Lyme & Tick-Borne Illness
My Approach For Treating Lyme Disease
One size does not fit all and this can’t be more true than when treating tick borne illness. The treatment journey is nearly as unique as one’s fingerprint. One of the most often prescriptions I write is PATIENCE. This can be a long journey forward. And it is rarely a straight path. It will take time to understand your unique presentation, your particular responses to various therapies; and to begin to recognize patterns. This will emerge only after consistent dedicated therapy.
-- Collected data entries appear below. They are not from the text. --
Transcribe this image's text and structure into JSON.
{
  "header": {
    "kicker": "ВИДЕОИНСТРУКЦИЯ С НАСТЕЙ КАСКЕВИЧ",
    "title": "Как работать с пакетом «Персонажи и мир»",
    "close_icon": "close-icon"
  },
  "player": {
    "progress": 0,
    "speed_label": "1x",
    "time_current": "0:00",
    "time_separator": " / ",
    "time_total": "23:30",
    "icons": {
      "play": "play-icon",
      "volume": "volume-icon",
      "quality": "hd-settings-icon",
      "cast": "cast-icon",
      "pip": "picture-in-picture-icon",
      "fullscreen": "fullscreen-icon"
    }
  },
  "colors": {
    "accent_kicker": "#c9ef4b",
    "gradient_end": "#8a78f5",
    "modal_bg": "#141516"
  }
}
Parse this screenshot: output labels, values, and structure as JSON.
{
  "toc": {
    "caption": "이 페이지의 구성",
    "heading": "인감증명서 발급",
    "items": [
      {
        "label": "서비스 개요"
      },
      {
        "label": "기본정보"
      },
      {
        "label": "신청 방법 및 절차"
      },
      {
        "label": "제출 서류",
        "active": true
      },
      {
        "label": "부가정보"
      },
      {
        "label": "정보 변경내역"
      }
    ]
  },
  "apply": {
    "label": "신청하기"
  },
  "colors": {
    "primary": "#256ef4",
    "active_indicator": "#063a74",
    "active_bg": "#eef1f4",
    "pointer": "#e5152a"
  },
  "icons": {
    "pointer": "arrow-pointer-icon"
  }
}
My goal for all my patients is to help you find, and sustain, enduring remission, and to live a life free from the daily migratory symptoms of Lyme illness. This will not be an easy path. And it will take everything you’ve got. But YOU CAN HEAL from Lyme.
Generally, my patients can expect to be in some sort of treatment, on average, for 12-15 months. Some shorter. Some longer. The initial visit must take place in person. Follow up’s thereafter can be done by telemedicine.
What To Expect
At the initial visit you will begin the process of what is called Stabilization. It generally lasts four weeks, will continue ongoingly, and will begin to address what you uniquely need to stabilize in order to prepare for treatment. It usually falls into one of the following areas: sleep, pain, gut, mood. Basic supplements are started. Pharmaceuticals may be prescribed. Lab work is ordered. Further diagnostics are ordered, if needed.
Your first follow up will take place 4-weeks later to review testing, assess stabilization, and proceed on the proposed treatment. Treatments can be any combination of pulsed polymicrobial therapy, dapsone protocol, disulfiram or herbals depending on many things such as duration of illness, laboratory data, what has been tried before, lifestyle, preference, and, of course, my expertise in treating thousands of patients.
You can expect to have follow up’s more often in the beginning of your treatment journey, which will allow for me to fine tune your protocol and steer you away from pitfalls, generally every 4-6 weeks. Less frequent as your body begins to heal. The use of safety labs are employed monthly to assess for toxicity and safety.
What Is Tick-Borne Illness?
Tick-borne disease (TBD) is a term that refers to the wide range of infectious pathogens — including bacteria, viruses, fungi, protozoa, and parasites — that can be transmitted through the bite of a tick. These infections are often called “co-infections” because more than one pathogen may be passed on during a single bite.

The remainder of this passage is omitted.